Pelletier v. Gerald Pelletier, Inc.
October 30, 2017
CategoriesRes Judicata Work Search Res Judicata Work Search
Shoulder Work Search Work Capacity McIntyre v. Great Northern Paper
Summary from the Troubh Heisler Attorneys
Danny injured his shoulder in 2012, and Gerald voluntarily paid him incapacity benefits. In May 2013, Gerald filed a Petition for Review, and at hearing Danny claimed total disability but also offered his testimony (with no work search record) that he had "called many employers unsuccessfully seeking part time-light duty work." In August 2014 the WCB granted Gerald’s review, found Danny had a partial work capacity, and reduced his WC benefits to partial based on a imputed weekly earning capacity of $360.

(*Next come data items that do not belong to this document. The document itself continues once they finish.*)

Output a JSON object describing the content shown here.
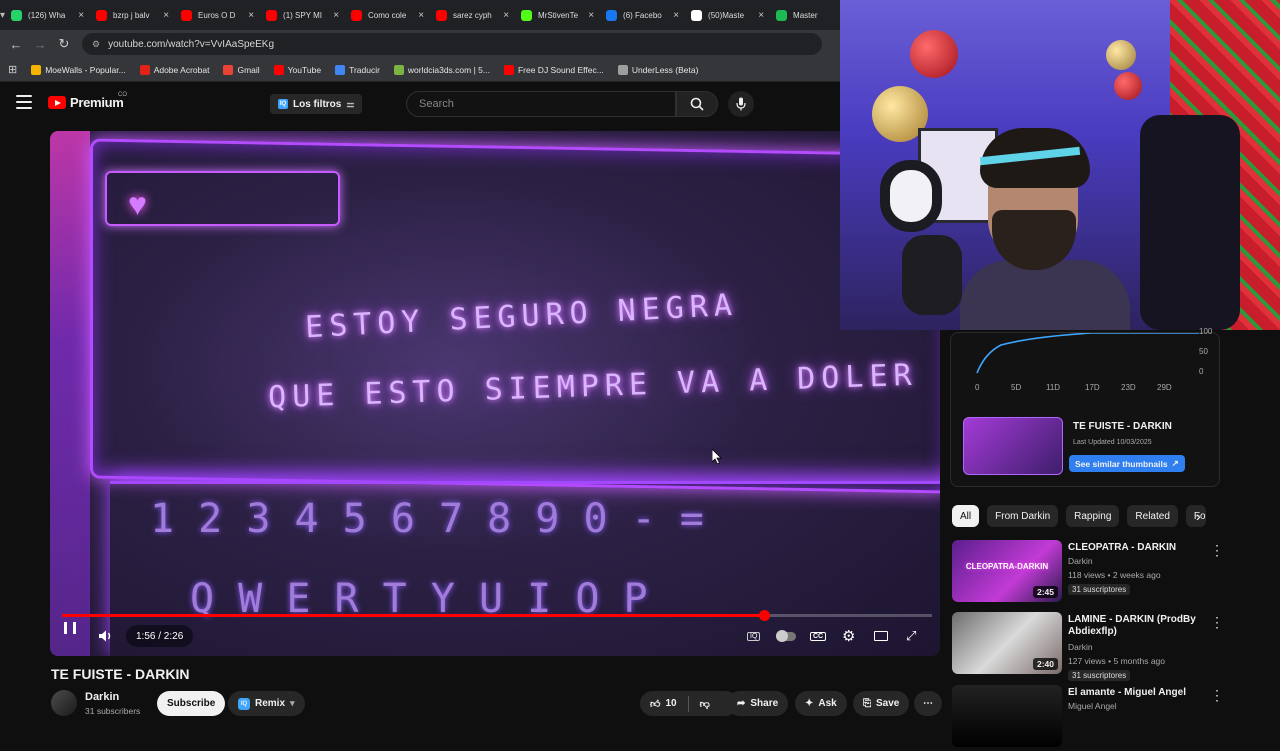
{
  "browser": {
    "tabs": [
      {
        "label": "(126) Wha",
        "color": "#25d366"
      },
      {
        "label": "bzrp j balv",
        "color": "#ff0000"
      },
      {
        "label": "Euros O D",
        "color": "#ff0000"
      },
      {
        "label": "(1) SPY MI",
        "color": "#ff0000"
      },
      {
        "label": "Como cole",
        "color": "#ff0000"
      },
      {
        "label": "sarez cyph",
        "color": "#ff0000"
      },
      {
        "label": "MrStivenTe",
        "color": "#53fc18"
      },
      {
        "label": "(6) Facebo",
        "color": "#1877f2"
      },
      {
        "label": "(50)Maste",
        "color": "#ffffff"
      },
      {
        "label": "Master",
        "color": "#1db954"
      }
    ],
    "url": "youtube.com/watch?v=VvIAaSpeEKg",
    "bookmarks": [
      {
        "label": "MoeWalls - Popular...",
        "color": "#f4b400"
      },
      {
        "label": "Adobe Acrobat",
        "color": "#e2231a"
      },
      {
        "label": "Gmail",
        "color": "#ea4335"
      },
      {
        "label": "YouTube",
        "color": "#ff0000"
      },
      {
        "label": "Traducir",
        "color": "#4285f4"
      },
      {
        "label": "worldcia3ds.com | 5...",
        "color": "#7cb342"
      },
      {
        "label": "Free DJ Sound Effec...",
        "color": "#ff0000"
      },
      {
        "label": "UnderLess (Beta)",
        "color": "#9e9e9e"
      }
    ]
  },
  "youtube": {
    "logo_word": "Premium",
    "country": "CO",
    "filters_label": "Los filtros",
    "search_placeholder": "Search"
  },
  "video": {
    "lyric_line_1": "ESTOY SEGURO NEGRA",
    "lyric_line_2": "QUE ESTO SIEMPRE VA A DOLER",
    "keyboard_row_1": "1 2 3 4 5 6 7 8 9 0 - =",
    "keyboard_row_2": "Q W E R T Y U I O P",
    "time": "1:56 / 2:26",
    "progress_fraction": 0.807,
    "title": "TE FUISTE - DARKIN",
    "channel": "Darkin",
    "subscribers": "31 subscribers",
    "subscribe_label": "Subscribe",
    "remix_label": "Remix",
    "likes": "10",
    "share_label": "Share",
    "ask_label": "Ask",
    "save_label": "Save"
  },
  "stats": {
    "x_ticks": [
      "0",
      "5D",
      "11D",
      "17D",
      "23D",
      "29D"
    ],
    "y_ticks": [
      "100",
      "50",
      "0"
    ],
    "title": "TE FUISTE - DARKIN",
    "updated": "Last Updated 10/03/2025",
    "similar_label": "See similar thumbnails",
    "line_color": "#3ea6ff"
  },
  "chips": [
    "All",
    "From Darkin",
    "Rapping",
    "Related",
    "Fo"
  ],
  "recommendations": [
    {
      "title": "CLEOPATRA - DARKIN",
      "channel": "Darkin",
      "meta": "118 views • 2 weeks ago",
      "subs": "31 suscriptores",
      "duration": "2:45",
      "thumb_text": "CLEOPATRA-DARKIN"
    },
    {
      "title": "LAMINE - DARKIN (ProdBy Abdiexflp)",
      "channel": "Darkin",
      "meta": "127 views • 5 months ago",
      "subs": "31 suscriptores",
      "duration": "2:40",
      "thumb_text": ""
    },
    {
      "title": "El amante - Miguel Angel",
      "channel": "Miguel Angel",
      "meta": "",
      "subs": "",
      "duration": "",
      "thumb_text": ""
    }
  ]
}
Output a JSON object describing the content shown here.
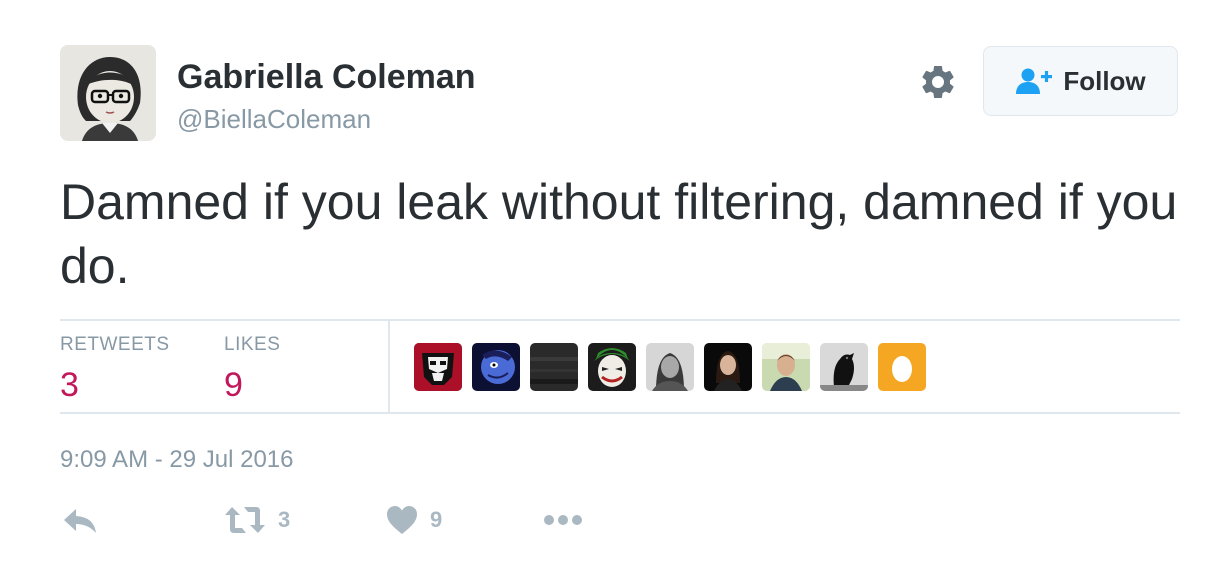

Nine months later, in May 2015, Danny filed his own Petition for Review seeking an increase in his partial incapacity benefits to 100%. At hearing, Danny now offered a work search record showing "a large number of contacts with prospective employers." Judge Hirtle denied Danny's Petition for Review, concluding that his work search evidence was insufficient to overcome the res judicata effect of the prior decision. He cited the Maine Supreme Court's 2000 decision in McIntyre v. GNP for the proposition that work search evidence alone cannot be sufficient to demonstrate a change of economic circumstances. Danny appealed.
The Appellate Division panel held that Judge Hirtle had "misconceived the applicable law" by ruling that work search evidence could never, by itself, prove a change of circumstances. In McIntyre, the court held that McIntyre's work search record, together with vocational training (including a two-year degree in business management), his part-time work as a grocery inventory auditor and a direct care worker for handicapped adults, his seasonal employment as a highway flagger, and his full-time employment with Common Sense Housing, were together sufficient to overcome the res judicata effect of a prior decree limiting his partial to 25%.
The Pelletier panel vacated Judge Hirtle's decision and remanded the case back to him to assess whether Danny's work search evidence alone "constitutes a significant change in circumstances."